Break the Grid: Evolving Grooves with Polymetric Looping
If you’ve ever sat in front of a step sequencer, you know the familiar comfort of the 16-step grid. It’s the foundation of house, techno, hip-hop, and countless other genres. But that comfort can quickly turn into a creative prison. When every track in your project starts at step 1 and loops back at step 16, your music can start sounding stiff, predictable, and mechanical.
To break out of the 16-step loop, producers traditionally had to write long, tedious 64-bar arrangements to keep things fresh.
We wanted a better, more immediate way to inject life into your tracks. That’s why we built Polymetric Looping (independent track loop lengths) into the closeby.1 sequencer. You can now set each track to loop at its own step boundary—letting you create hypnotic, evolving polyrhythms and rolling melodies with just a few clicks.
What is Polymetric Looping?
Normally, a sequencer locks all tracks to a global length (like 16 steps for 1 bar).
With Polymetric Looping, we decouple the loop length of each individual track. You can keep your kick drum locked to a solid 16-step loop, but set your percussion to loop every 15 steps, and your bassline to loop every 7 steps.
Because the tracks have different loop lengths, their patterns naturally slide against one another on every cycle. Your bass melody will accent different beats of your kick drum on the second bar, and different ones again on the third. The result is a rolling, shifting groove that feels constantly alive, only repeating its exact start alignment after hundreds of steps.

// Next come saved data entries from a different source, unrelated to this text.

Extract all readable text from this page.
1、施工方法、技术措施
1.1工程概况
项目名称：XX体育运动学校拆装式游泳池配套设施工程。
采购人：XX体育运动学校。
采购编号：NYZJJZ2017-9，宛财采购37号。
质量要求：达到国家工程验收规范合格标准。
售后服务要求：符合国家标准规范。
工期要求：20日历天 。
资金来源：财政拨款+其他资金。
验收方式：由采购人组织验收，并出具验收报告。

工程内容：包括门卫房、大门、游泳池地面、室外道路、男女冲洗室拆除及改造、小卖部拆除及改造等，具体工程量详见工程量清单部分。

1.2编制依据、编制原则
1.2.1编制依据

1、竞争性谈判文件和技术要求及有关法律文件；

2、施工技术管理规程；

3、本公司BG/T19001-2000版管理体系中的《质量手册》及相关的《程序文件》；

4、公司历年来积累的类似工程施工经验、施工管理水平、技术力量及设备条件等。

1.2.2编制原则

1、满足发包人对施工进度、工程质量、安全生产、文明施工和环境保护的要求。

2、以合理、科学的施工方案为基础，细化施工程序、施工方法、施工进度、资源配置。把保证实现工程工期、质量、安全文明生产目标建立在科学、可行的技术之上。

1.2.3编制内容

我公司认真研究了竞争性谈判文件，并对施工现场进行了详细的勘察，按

How to Set Up Polymetric Loops in closeby.1
Setting up independent loop lengths is simple and non-destructive:
- Select Your Track: Click on the track you want to adjust in the Left Sidebar.
- Find the Loop controls: Look at the Right Sidebar under the page length selector. You’ll find the new LOOP LEN stepper panel.

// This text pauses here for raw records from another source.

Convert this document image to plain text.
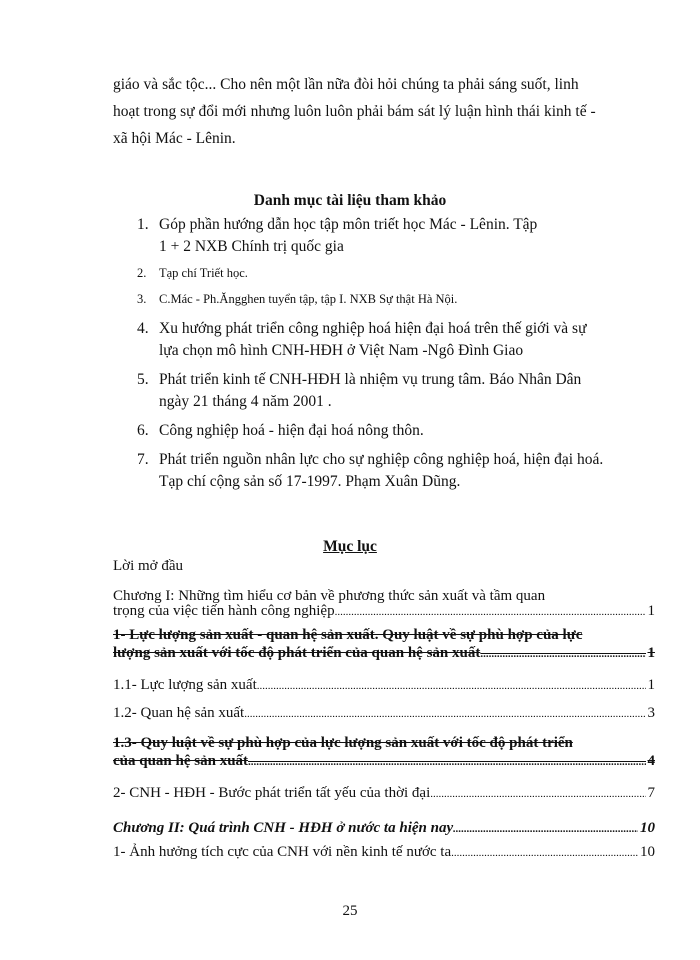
giáo và sắc tộc... Cho nên một lần nữa đòi hỏi chúng ta phải sáng suốt, linh
hoạt trong sự đổi mới nhưng luôn luôn phải bám sát lý luận hình thái kinh tế -
xã hội Mác - Lênin.
Danh mục tài liệu tham khảo
1. Góp phần hướng dẫn học tập môn triết học Mác - Lênin. Tập
1 + 2 NXB Chính trị quốc gia
2. Tạp chí Triết học.
3. C.Mác - Ph.Ăngghen tuyển tập, tập I. NXB Sự thật Hà Nội.
4. Xu hướng phát triển công nghiệp hoá hiện đại hoá trên thế giới và sự
lựa chọn mô hình CNH-HĐH ở Việt Nam -Ngô Đình Giao
5. Phát triển kinh tế CNH-HĐH là nhiệm vụ trung tâm. Báo Nhân Dân
ngày 21 tháng 4 năm 2001 .
6. Công nghiệp hoá - hiện đại hoá nông thôn.
7. Phát triển nguồn nhân lực cho sự nghiệp công nghiệp hoá, hiện đại hoá.
Tạp chí cộng sản số 17-1997. Phạm Xuân Dũng.
Mục lục
Lời mở đầu
Chương I: Những tìm hiểu cơ bản về phương thức sản xuất và tầm quan
trọng của việc tiến hành công nghiệp .....	1
1- Lực lượng sản xuất - quan hệ sản xuất. Quy luật về sự phù hợp của lực
lượng sản xuất với tốc độ phát triển của quan hệ sản xuất .....	1
1.1- Lực lượng sản xuất .....	1
1.2- Quan hệ sản xuất .....	3
1.3- Quy luật về sự phù hợp của lực lượng sản xuất với tốc độ phát triển
của quan hệ sản xuất .....	4
2- CNH - HĐH - Bước phát triển tất yếu của thời đại .....	7
Chương II: Quá trình CNH - HĐH ở nước ta hiện nay .....	10
1- Ảnh hưởng tích cực của CNH với nền kinh tế nước ta .....	10
25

- Change the Step Length: Click the - and + buttons to set your custom step length (for example,
13 / 16). - Visual Loop Boundaries: Look at the main sequencer grid. Steps that fall outside your loop boundary (e.g., steps 13 through 15) will immediately dim and show dashed borders. These steps are bypassed during playback, and the playhead will jump back to step 1 as soon as it reaches the end of your custom loop.
- Deduplicated Automation: This visual dimming automatically syncs down to your MIDI CC Automation tracks as well, so you always know exactly which steps are streaming modulation to your hardware synths.
[!TIP] Changing loop length is completely non-destructive. If you shrink your loop to 5 steps to experiment, and later change it back to 16, all the notes you originally wrote on steps 5-15 are preserved and will start playing again!
3 Creative Ways to Compose with Polymetric Looping
Ready to test this out with your hardware synths? Here are three creative setups to try:
1. The Rolling Techno Bassline
- Set your Kick drum track to a standard 16 steps.
- Set your Bassline track (e.g., routed to your Moog Minitaur on CC 19) to 7 steps or 14 steps and write a simple three-note motif.
- Press play. The bass melody will constantly rotate relative to the kick, creating a driving, hypnotic rolling bass groove popular in psytrance and techno.
2. Shifting Percussion Accents
- Write a standard 16-step clap and hi-hat pattern.
- Add a rimshot or conga track and set its loop length to 5 steps. Place a single note on step 3.
- The percussion accent will land on step 3, then step 8, then step 13, shifting rhythmically across your 4/4 drum beat and making a simple drum loop sound complex and syncopated.
3. Evolving Ambient Melodies
- Program a 16-step chord progression on a polyphonic pad synth.
- Set an arpeggiator track routed to a lead synth (like a Roland Boutique JX-08) to 13 steps.
- As the arpeggiated lead loops every 13 steps against the 16-step chord changes, the arpeggio notes will play over different chords on every pass, creating a shifting, shimmering ambient melody that never feels static.
Wrap Up
Polymetric Looping is one of the most powerful tools in a hardware-focused workflow. It turns short, simple patterns into endless, evolving soundscapes.
Load up the sequencer, map your hardware, and start experimenting with different step lengths. You might be surprised at the grooves you discover!